Canada’s central bank cut its key lending rate to 2.25 per cent on Wednesday, saying that an economy weakened by President Donald Trump’s tariffs was undergoing a “structural adjustment” as U.S. ties evolve.
The cut by a quarter of a point marked the second consecutive rate reduction by the Bank of Canada, after a quarter-point cut in September.
Since Trump returned to office in January, Canada’s central bank has been closely watching the impacts of his protectionist trade policies.
“U.S. tariffs and trade uncertainty have weakened the Canadian economy,” Bank of Canada Governor Tiff Macklem stated, adding that the impacts of Trump’s policies were likely to endure.
“The weakness we’re seeing in the Canadian economy is more than a cyclical downturn, it’s also a structural adjustment,” he said.
Trump’s sector-specific tariffs have hit hard in Canadian industries like auto, steel, and aluminum.
The majority of U.S.-Canada trade remains tariff-free, as Trump continues to adhere to most of an existing North American free trade agreement.
But the Bank of Canada noted that the future of U.S. trade policy remained unsure, complicating the outlook moving forward.
“There is a lot of uncertainty out there,” Macklem said. “If we needed a reminder, we got one,” he said.
Macklem was referring to Trump’s surprise announcement that Washington was ending bilateral talks over an anti-tariff ad made by the Ontario government that ran on U.S. networks.
The breakdown in trade talks came about despite an apparently cordial meeting between Trump and Prime Minister Mark Carney at the White House earlier this month.

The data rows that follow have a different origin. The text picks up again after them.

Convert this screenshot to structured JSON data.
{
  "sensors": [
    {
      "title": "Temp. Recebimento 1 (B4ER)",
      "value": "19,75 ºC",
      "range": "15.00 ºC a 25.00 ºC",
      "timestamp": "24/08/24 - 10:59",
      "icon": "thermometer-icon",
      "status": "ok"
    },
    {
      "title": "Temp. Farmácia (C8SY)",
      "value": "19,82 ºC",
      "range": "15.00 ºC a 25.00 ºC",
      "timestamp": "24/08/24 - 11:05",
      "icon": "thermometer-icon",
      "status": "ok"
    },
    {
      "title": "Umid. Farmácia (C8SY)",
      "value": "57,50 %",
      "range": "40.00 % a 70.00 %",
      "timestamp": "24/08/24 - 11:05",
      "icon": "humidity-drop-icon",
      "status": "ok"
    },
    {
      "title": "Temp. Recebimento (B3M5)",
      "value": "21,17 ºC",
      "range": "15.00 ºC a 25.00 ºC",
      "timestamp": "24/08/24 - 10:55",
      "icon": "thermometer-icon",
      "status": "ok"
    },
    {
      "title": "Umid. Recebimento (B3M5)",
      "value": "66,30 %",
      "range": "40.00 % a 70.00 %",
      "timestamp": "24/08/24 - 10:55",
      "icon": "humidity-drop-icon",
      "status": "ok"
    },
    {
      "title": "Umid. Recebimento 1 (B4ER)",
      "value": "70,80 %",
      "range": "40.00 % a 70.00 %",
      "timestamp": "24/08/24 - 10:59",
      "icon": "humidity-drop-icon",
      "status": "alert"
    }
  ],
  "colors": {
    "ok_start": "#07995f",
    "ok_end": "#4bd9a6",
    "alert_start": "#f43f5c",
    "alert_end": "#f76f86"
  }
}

“We need to be humble about our forecasts,” Macklem added, nodding to ongoing volatility in the U.S.-Canada relationship.
‘The right level’
The central bank said Canada’s economy had contracted by 1.6 per cent in the second quarter “reflecting a drop in exports and weak business investment amid heightened uncertainty.”
But Macklem noted the central bank had limited tools available to help the economy absorb the shocks of U.S. protectionism. He hinted that interest rates were likely to remain unchanged over the coming months.
The bank “sees the current policy rate at about the right level to keep inflation close to two per cent while helping the economy through this period of structural adjustment,” Macklem said.
Desjardins economist Royce Mendes said that based on the language of Wednesday’s announcement “it would take a prolonged period of weakness or a new shock for central bankers to move off of the sidelines.”
In a note from CIBC, economist Andrew Grantham said he still saw room for a U.S.-Canada deal “to lower some sectoral tariffs and reduce uncertainty” surrounding the future of the North American free trade deal.
But, he added, additional cuts may prove necessary “if the outlook for trade doesn’t improve.”